Voices Of Evil
(Temporarily unavailable as I republish under my own name)
A deranged Gallipoli veteran is locked in a padded cell. Two beautiful, young women meet their grisly deaths. In an old, metal tin sits an ancient charm and the demon that lives within it is being released into our world again. When journalist Brendan Craft discovers the mysterious Egyptian charm a series of terrifying events is unleashed-events similar to those suffered by a young soldier as he fought for his life in the trenches of Gallipoli in 1915. Confronted with an evil beyond his imagining, Brendan becomes locked in a battle for his sanity. Where does the dream end and the reality begin? Death may be the only escape from the Voices of Evil.
Author’s Introduction:
For Voices of Evil I decided to turn all my previous concepts of writing horror stories on their head. Instead of having my main characters trapped in a dreadful situation they couldn’t escape–a locked house or a walled basement–I wanted them haunted and terrified in the middle of the day. In the middle of a room filled people. In the middle of normal, everyday circumstances we all find ourselves in… get the idea? You’d think you could escape–but still you can’t. The idea of using an Egyptian curse might seem a bit “been there, done that”, but I really wanted to write the parallel story of Australian soldiers during the First World War, fighting at Gallipoli, who also experienced the same haunting evil as they battled with the horror of the trenches. Australian diggers trained in Egypt on their way to the Dardanelles, so it was a kind of “given” that all the trouble should come from an ancient Egyptian something, right?
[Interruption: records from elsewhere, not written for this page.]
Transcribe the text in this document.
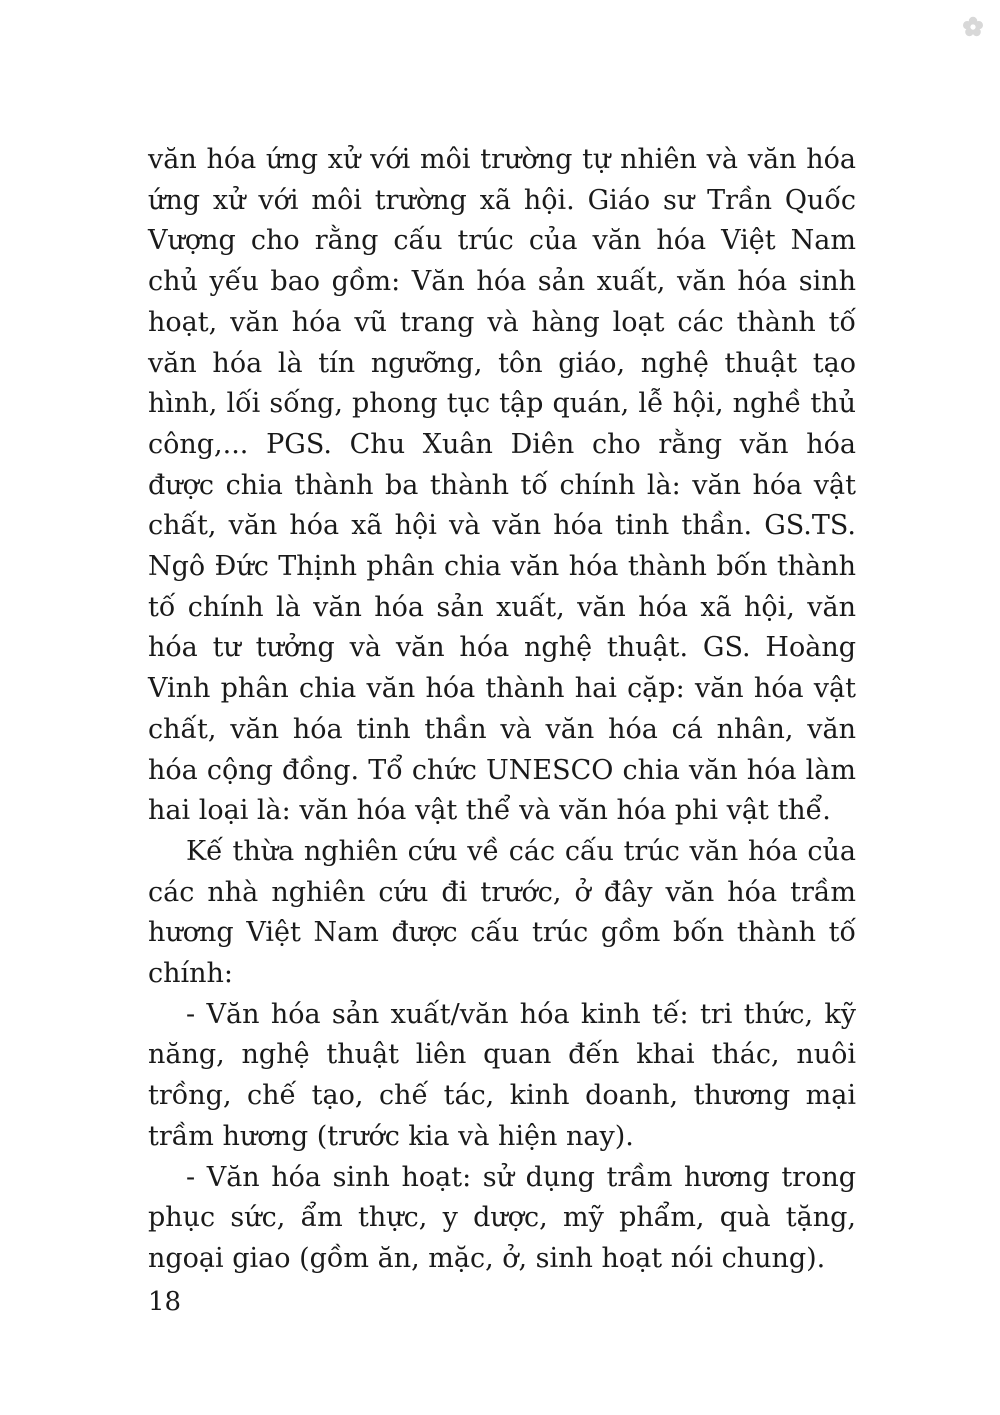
văn hóa ứng xử với môi trường tự nhiên và văn hóa ứng xử với môi trường xã hội. Giáo sư Trần Quốc Vượng cho rằng cấu trúc của văn hóa Việt Nam chủ yếu bao gồm: Văn hóa sản xuất, văn hóa sinh hoạt, văn hóa vũ trang và hàng loạt các thành tố văn hóa là tín ngưỡng, tôn giáo, nghệ thuật tạo hình, lối sống, phong tục tập quán, lễ hội, nghề thủ công,... PGS. Chu Xuân Diên cho rằng văn hóa được chia thành ba thành tố chính là: văn hóa vật chất, văn hóa xã hội và văn hóa tinh thần. GS.TS. Ngô Đức Thịnh phân chia văn hóa thành bốn thành tố chính là văn hóa sản xuất, văn hóa xã hội, văn hóa tư tưởng và văn hóa nghệ thuật. GS. Hoàng Vinh phân chia văn hóa thành hai cặp: văn hóa vật chất, văn hóa tinh thần và văn hóa cá nhân, văn hóa cộng đồng. Tổ chức UNESCO chia văn hóa làm hai loại là: văn hóa vật thể và văn hóa phi vật thể.

Kế thừa nghiên cứu về các cấu trúc văn hóa của các nhà nghiên cứu đi trước, ở đây văn hóa trầm hương Việt Nam được cấu trúc gồm bốn thành tố chính:

- Văn hóa sản xuất/văn hóa kinh tế: tri thức, kỹ năng, nghệ thuật liên quan đến khai thác, nuôi trồng, chế tạo, chế tác, kinh doanh, thương mại trầm hương (trước kia và hiện nay).

- Văn hóa sinh hoạt: sử dụng trầm hương trong phục sức, ẩm thực, y dược, mỹ phẩm, quà tặng, ngoại giao (gồm ăn, mặc, ở, sinh hoạt nói chung).

18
Of course, it’s not just a curse. This isn’t a “curse” story. It’s a horror story, so it’s got everything. By the way, have you checked among all the old stuff you’ve had in those cupboards since for as long as you can remember? Who knows what you’ve got lurking on a shelf somewhere, just waiting for you to take off the lid…
G’day. I finished voices of evil. I liked it. The part with the books and stove I thought seemed out of place but still good. I liked how it was written. I also liked the characters not just because I’m Australian but because I believed the characters to be normal/average everyday people. This is horror with a bit of gore without our being over the top . I have two more of your horrors to read and I’m looking forward to reading them. Good job mate.